Or what do do if you run out of local datastore space and want to resize disks.
[warning: this is in lab environment.  I wouldn’t do in production unless I was out of options]
Well shrinking disks is always bad,  but the joys of SAN/iQ and network raid 10, means I should be able to pull apart the cluster.  Completely rebuild the disks on the VSA and put the node back into the cluster and re-stripe from the other node(s).  All whilst the storge is presented and being used.

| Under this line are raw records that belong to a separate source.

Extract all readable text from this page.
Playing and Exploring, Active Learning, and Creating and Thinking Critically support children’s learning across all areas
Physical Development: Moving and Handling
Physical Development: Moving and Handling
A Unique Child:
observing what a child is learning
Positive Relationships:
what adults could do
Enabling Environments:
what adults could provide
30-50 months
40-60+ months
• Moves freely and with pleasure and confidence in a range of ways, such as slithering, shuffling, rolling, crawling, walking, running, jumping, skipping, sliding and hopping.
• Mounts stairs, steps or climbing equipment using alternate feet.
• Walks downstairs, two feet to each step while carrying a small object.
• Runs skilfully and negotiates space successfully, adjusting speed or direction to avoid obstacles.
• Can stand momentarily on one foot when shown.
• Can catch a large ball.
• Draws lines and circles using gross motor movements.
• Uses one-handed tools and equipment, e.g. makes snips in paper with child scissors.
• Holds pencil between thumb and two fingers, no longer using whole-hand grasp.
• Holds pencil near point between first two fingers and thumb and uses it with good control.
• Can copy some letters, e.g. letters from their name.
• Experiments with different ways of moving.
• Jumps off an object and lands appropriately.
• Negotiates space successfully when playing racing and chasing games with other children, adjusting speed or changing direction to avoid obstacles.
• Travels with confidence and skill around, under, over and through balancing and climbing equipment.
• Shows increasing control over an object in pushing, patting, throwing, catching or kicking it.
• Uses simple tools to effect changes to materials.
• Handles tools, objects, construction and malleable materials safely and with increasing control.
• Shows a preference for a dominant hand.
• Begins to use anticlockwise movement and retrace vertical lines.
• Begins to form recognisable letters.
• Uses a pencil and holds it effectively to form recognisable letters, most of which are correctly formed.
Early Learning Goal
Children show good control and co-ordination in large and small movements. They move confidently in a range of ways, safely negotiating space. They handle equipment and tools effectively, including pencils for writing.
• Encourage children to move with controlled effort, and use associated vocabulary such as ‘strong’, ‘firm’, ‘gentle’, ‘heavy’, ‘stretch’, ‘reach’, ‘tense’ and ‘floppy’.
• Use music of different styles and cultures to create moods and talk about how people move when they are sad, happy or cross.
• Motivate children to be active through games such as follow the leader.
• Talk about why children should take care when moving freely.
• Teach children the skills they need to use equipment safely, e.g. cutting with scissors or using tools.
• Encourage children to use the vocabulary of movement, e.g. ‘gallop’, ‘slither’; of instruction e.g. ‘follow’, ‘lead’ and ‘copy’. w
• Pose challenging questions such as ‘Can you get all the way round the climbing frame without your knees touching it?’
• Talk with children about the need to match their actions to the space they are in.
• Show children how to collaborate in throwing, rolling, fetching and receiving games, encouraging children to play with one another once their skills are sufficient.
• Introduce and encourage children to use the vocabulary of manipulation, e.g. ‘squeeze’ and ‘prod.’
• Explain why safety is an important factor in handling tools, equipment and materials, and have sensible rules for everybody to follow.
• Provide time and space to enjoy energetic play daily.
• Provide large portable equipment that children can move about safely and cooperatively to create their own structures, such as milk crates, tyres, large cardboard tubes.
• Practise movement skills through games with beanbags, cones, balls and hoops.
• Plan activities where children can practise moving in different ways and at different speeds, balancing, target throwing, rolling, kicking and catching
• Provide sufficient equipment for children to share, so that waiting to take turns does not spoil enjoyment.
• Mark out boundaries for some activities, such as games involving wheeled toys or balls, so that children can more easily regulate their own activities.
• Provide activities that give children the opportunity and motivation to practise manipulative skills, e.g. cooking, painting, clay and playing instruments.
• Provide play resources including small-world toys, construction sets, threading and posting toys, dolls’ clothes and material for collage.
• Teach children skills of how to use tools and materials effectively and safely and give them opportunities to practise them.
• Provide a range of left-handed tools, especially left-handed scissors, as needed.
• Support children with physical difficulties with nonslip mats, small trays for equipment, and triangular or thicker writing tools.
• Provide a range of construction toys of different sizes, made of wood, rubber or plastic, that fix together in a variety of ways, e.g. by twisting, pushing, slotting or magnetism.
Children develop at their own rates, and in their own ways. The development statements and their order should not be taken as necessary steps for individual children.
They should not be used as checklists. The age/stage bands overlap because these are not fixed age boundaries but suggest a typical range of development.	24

So how did we end up wanting to do this anyway?  Well with physical appliances I have had to recover from multiple disk failures, and predictive failures.  In this instance I was trying out adaptive AO on SSD+SATA.  I used all the SSD drive (120GB) for Tier0 and all the SATA (2TB) for capacity.  The VSA OS was on a 3rd SATA drive. (FTR the hypervisor is on USB)
Yes I know the underlying volumes should be hardware raid protected for the VSA, but these servers only really have 2 disk slots.  The SSD was attached to on board SATA.  But on board SATA performance was sucking badly.  so what I needed to do was to  pull the SSD from where it was and lose the 250G drive.
I could have turned off the VSA, temp vmotioned the disks to a slower storage pool.  rebuilt the local storage and then put everything back.   But where is the fun in that?  Anyway we need to know that this stuff really works.
So.

Step 1.  Disable the Manager on the node we are taking out. Right Click, ‘Stop Manager…’
This may leave you with an error on the Management group, depending on how many nodes/managers you have.
Now if you try and repair storage system now, you will get:

fig1

We need to ‘break it’.  Log on to CLIQ (ssh port 16022 on the node)  and run
utility run=”servicectl dbd_store stop”

fig2

[Ref: http://h20564.www2.hpe.com/hpsc/doc/public/display?docId=mmr_kc-0112618]
CMC will now show that storage system is offline 🙂

fig3

So now we can repair the storage system.
Right click on node.  Select ‘Repair Storage System…’
This leaves a ‘ghost’ placeholder in the management group with the IP address of the node you have just removed and moves the node we want to work on to ‘Available Systems’

fig4

Yes I have blanked out RFC1918 IP addresses.  No you can’t get to them.
You will see that the presented volume is still online, albeit in a degraded mode, and if you look in vSphere then the datastore is still fully functional.
Now we can mess with the drives, shrink them and generally smash the data.
What I did was, remove the capacity drive.   Recreate one at 1.5TB and attach that is same place. (remeber to add back in SCSI controller 1, independent, persistent disk)  I removed the SSD performance drive and Recreated at 100GB and attach it in same place. Then also moved the OS from the 250GB SATA onto the 2TB drive.  The OS doesn’t need much in the way of performance.

fig5

So.  After all that, the original OS disk remains, but the 2 data drives have been blown away and recreated,
Lets spin that VM up…..
Once booted, into CMC and ‘Find Systems’.  Our node comes back online as an ‘Available System’ and, as expected, the Raid and Disks have errors.

fig6

fig7

On RAID Setup tasks, then reconfigure raid (Stripe is the only option in VSA)
And disks are all good

fig8

Don’t forget to set the Tier on the SSD back to Tier 0
Now to replace the ‘ghost’ from earlier with the real VSA.
Add back to the original Management Group… Wait it takes a while…..

fig9

Right Click the CLUSTER (in this cas CL_TEST) and select Exchange Storage Systems.

fig10

Select the ghost to replace, then the ‘repaired’ node.
This then swaps out the ghost with the actual system, then starts rebuilding the data volumes from the other node(s) in the cluster.
Volumes show as restriping, and when complete the ghost removes itself from the management group.
And don’t forget to restart a Manager on the node that you stopped earlier.
Last – but very important – step.  Wait until the cluster has completely finished re-striping and all data volumes are back to normal, fully protected, status before messing with anything else in the cluster.  NRaid10 can only protect you from so much…..

Changing disks under a HP StoreVirtual on the fly.